Texte intégral
Thank you, Mr. Deputy, President, dear Paul, Mr. Minister, dear CEO, Ambassador, Ladies and Gentlemen. Permettez-moi de vous remercier, Monsieur le vice-président, pour vos paroles, de nous avoir permis d'être ici, en ce lieu si important pour rendre hommage à ces combattants de la liberté et à la grande histoire de votre pays. Je dois dire que vous êtes toujours plus que bienvenus en France. Et parfois, je préfère partager 80 minutes avec vous et votre délégation d'affaires que 80 minutes avec vos joueurs de rugby. J'en ai gardé quelques souvenirs. Néanmoins, ils sont, eux aussi, les bienvenus. Permettez-moi maintenant de m'exprimer en français. Je sais que ceux qui ne comprennent pas notre langue ont un casque et j'ai du respect pour les familles ici présentes. Et en leur souvenir, j'aimerais m'exprimer en français.
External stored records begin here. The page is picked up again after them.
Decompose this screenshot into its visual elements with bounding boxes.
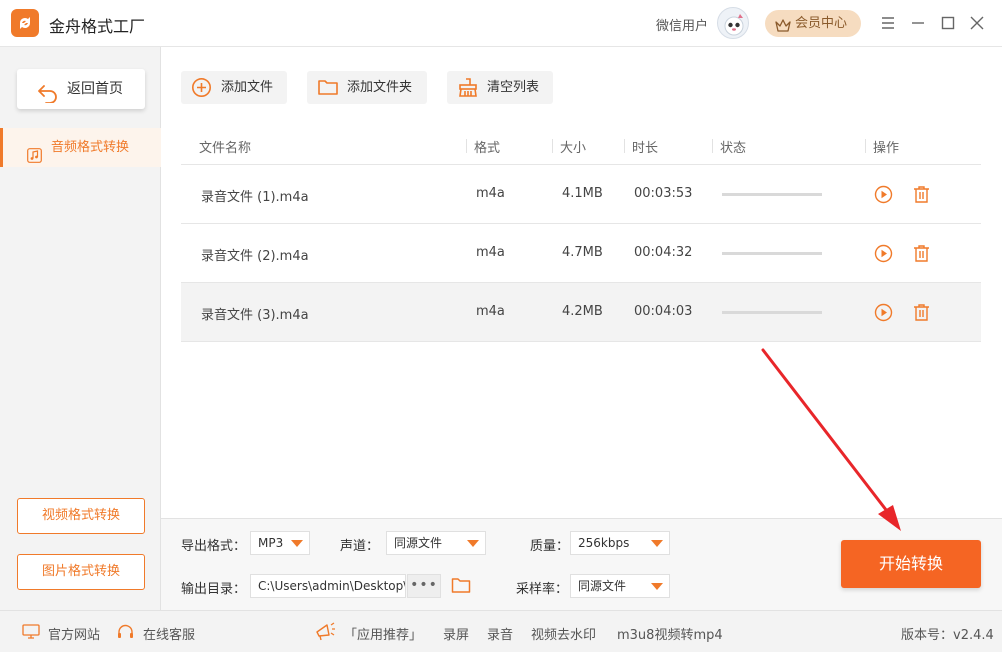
chevron-down-icon	[651, 583, 663, 590]
output-dir-input[interactable]: C:\Users\admin\Desktop\	[250, 574, 406, 598]
chevron-down-icon	[651, 540, 663, 547]
file-size: 4.1MB	[562, 186, 603, 201]
channel-label: 声道：	[340, 539, 380, 554]
open-folder-icon[interactable]	[451, 576, 471, 598]
menu-icon[interactable]	[878, 13, 898, 33]
megaphone-icon	[314, 621, 336, 645]
channel-select[interactable]: 同源文件	[386, 531, 486, 555]
chevron-down-icon	[291, 540, 303, 547]
footer: 官方网站 在线客服 「应用推荐」 录屏 录音 视频去水印 m3u8视频转mp4 …	[0, 610, 1002, 652]
quality-select[interactable]: 256kbps	[570, 531, 670, 555]
table-row[interactable]: 录音文件 (3).m4a m4a 4.2MB 00:04:03	[181, 283, 981, 342]
member-center-label: 会员中心	[795, 16, 848, 31]
play-icon[interactable]	[874, 303, 893, 326]
column-separator	[466, 139, 467, 153]
sidebar: 返回首页 音频格式转换 视频格式转换 图片格式转换	[0, 47, 161, 610]
start-convert-button[interactable]: 开始转换	[841, 540, 981, 588]
maximize-icon[interactable]	[938, 13, 958, 33]
file-size: 4.7MB	[562, 245, 603, 260]
image-convert-button[interactable]: 图片格式转换	[17, 554, 145, 590]
play-icon[interactable]	[874, 244, 893, 267]
broom-icon	[457, 77, 479, 111]
audio-record-link[interactable]: 录音	[487, 624, 513, 643]
column-header-format: 格式	[474, 141, 501, 156]
sample-rate-select[interactable]: 同源文件	[570, 574, 670, 598]
play-icon[interactable]	[874, 185, 893, 208]
delete-icon[interactable]	[912, 244, 931, 267]
export-format-label: 导出格式：	[181, 539, 247, 554]
channel-value: 同源文件	[394, 536, 443, 550]
add-folder-button[interactable]: 添加文件夹	[307, 71, 427, 104]
output-settings-panel: 导出格式： MP3 声道： 同源文件 质量： 256kbps 输出目录： C:\…	[161, 518, 1002, 610]
column-header-status: 状态	[720, 141, 747, 156]
column-separator	[865, 139, 866, 153]
m3u8-convert-link[interactable]: m3u8视频转mp4	[617, 624, 723, 643]
folder-icon	[317, 77, 339, 110]
table-row[interactable]: 录音文件 (2).m4a m4a 4.7MB 00:04:32	[181, 224, 981, 283]
official-website-link[interactable]: 官方网站	[48, 624, 100, 643]
music-note-icon	[27, 140, 42, 179]
file-format: m4a	[476, 245, 505, 260]
add-folder-label: 添加文件夹	[347, 80, 413, 95]
file-duration: 00:04:32	[634, 245, 693, 260]
version-label: 版本号：v2.4.4	[901, 628, 994, 643]
back-home-button[interactable]: 返回首页	[17, 69, 145, 109]
file-format: m4a	[476, 304, 505, 319]
member-center-button[interactable]: 会员中心	[765, 10, 861, 37]
user-name[interactable]: 微信用户	[656, 15, 708, 34]
back-arrow-icon	[37, 79, 59, 119]
file-duration: 00:03:53	[634, 186, 693, 201]
column-separator	[552, 139, 553, 153]
export-format-select[interactable]: MP3	[250, 531, 310, 555]
crown-icon	[775, 16, 791, 43]
chevron-down-icon	[467, 540, 479, 547]
status-progress-bar	[722, 252, 822, 255]
file-duration: 00:04:03	[634, 304, 693, 319]
clear-list-button[interactable]: 清空列表	[447, 71, 553, 104]
app-recommend-link[interactable]: 「应用推荐」	[344, 624, 422, 643]
browse-more-button[interactable]: •••	[407, 574, 441, 598]
sidebar-item-audio-convert[interactable]: 音频格式转换	[0, 128, 161, 167]
status-progress-bar	[722, 311, 822, 314]
column-header-size: 大小	[560, 141, 587, 156]
minimize-icon[interactable]	[908, 13, 928, 33]
file-size: 4.2MB	[562, 304, 603, 319]
online-service-link[interactable]: 在线客服	[143, 624, 195, 643]
app-title: 金舟格式工厂	[49, 17, 146, 36]
column-separator	[624, 139, 625, 153]
screen-record-link[interactable]: 录屏	[443, 624, 469, 643]
sidebar-item-label: 音频格式转换	[51, 140, 130, 155]
export-format-value: MP3	[258, 536, 284, 550]
column-header-duration: 时长	[632, 141, 659, 156]
table-row[interactable]: 录音文件 (1).m4a m4a 4.1MB 00:03:53	[181, 165, 981, 224]
title-bar: 金舟格式工厂 微信用户 会员中心	[0, 0, 1002, 47]
add-file-label: 添加文件	[221, 80, 274, 95]
delete-icon[interactable]	[912, 185, 931, 208]
file-format: m4a	[476, 186, 505, 201]
clear-list-label: 清空列表	[487, 80, 540, 95]
headset-icon	[117, 624, 134, 644]
quality-label: 质量：	[530, 539, 570, 554]
output-dir-label: 输出目录：	[181, 582, 247, 597]
close-icon[interactable]	[967, 13, 987, 33]
file-name: 录音文件 (2).m4a	[201, 249, 309, 264]
add-circle-icon	[191, 77, 212, 111]
quality-value: 256kbps	[578, 536, 630, 550]
file-name: 录音文件 (1).m4a	[201, 190, 309, 205]
avatar[interactable]	[717, 7, 749, 39]
column-separator	[712, 139, 713, 153]
add-file-button[interactable]: 添加文件	[181, 71, 287, 104]
sample-rate-value: 同源文件	[578, 579, 627, 593]
back-home-label: 返回首页	[67, 81, 123, 97]
website-icon	[22, 624, 40, 643]
app-logo-icon	[11, 9, 39, 37]
status-progress-bar	[722, 193, 822, 196]
sample-rate-label: 采样率：	[516, 582, 569, 597]
column-header-name: 文件名称	[199, 141, 252, 156]
watermark-remove-link[interactable]: 视频去水印	[531, 624, 596, 643]
file-name: 录音文件 (3).m4a	[201, 308, 309, 323]
video-convert-button[interactable]: 视频格式转换	[17, 498, 145, 534]
column-header-actions: 操作	[873, 141, 900, 156]
delete-icon[interactable]	[912, 303, 931, 326]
En effet, c'est avec une profonde émotion que nous tenons ici dans ce Freedom Park, où résonne encore l'écho du combat héroïque pour la liberté du peuple sud-africain. Ce combat, s'il fut d'abord celui des Sud-Africains, a vite dépassé les frontières. Combat contre l'apartheid, l'inhumanité, la barbarie, combat pour unir les femmes et les hommes et les peuples entre eux, combat plus difficile encore une fois l'apartheid révoqué contre la vengeance ou l'oubli, combat qui unit des femmes et des hommes à travers le monde, portés par une même exigence de justice et de dignité.
Parmi eux, 20 destins de France que nous célébrons aujourd'hui. Merci une fois encore de nous permettre ce moment, 20 engagés qui voulurent demeurer à l'espérance française de l'universel, 20 enfants des Lumières, chacun à leur façon, pétris de l'esprit de la Révolution, 20 noms qui s'inscrivent ainsi dans une longue chaîne française d'humanisme et de courage, aux côtés de tous les combattants de la liberté ici célébrés.
L'Afrique du Sud n'était pas à tous leur pays, mais à tous, l'égalité était leur cause et la justice leur idéal. Leur cœur ne vibrait pas seulement pour la France, pas seulement pour l'Afrique du Sud, mais pour la liberté universelle. Ils défendaient une vision de l'homme, une vision où une vie vaut une vie, qui les vaut toutes, chacune dans son irréductible dignité. Leur engagement, souvent dans l'ombre, fut celui du risque et ils en payèrent le prix. Ils étaient de France et d'ailleurs communistes ou chrétiens, philosophes ou sportifs, souvent des femmes et des hommes qui avaient appris dans la résistance que ceux qui vivent sont ceux qui luttent.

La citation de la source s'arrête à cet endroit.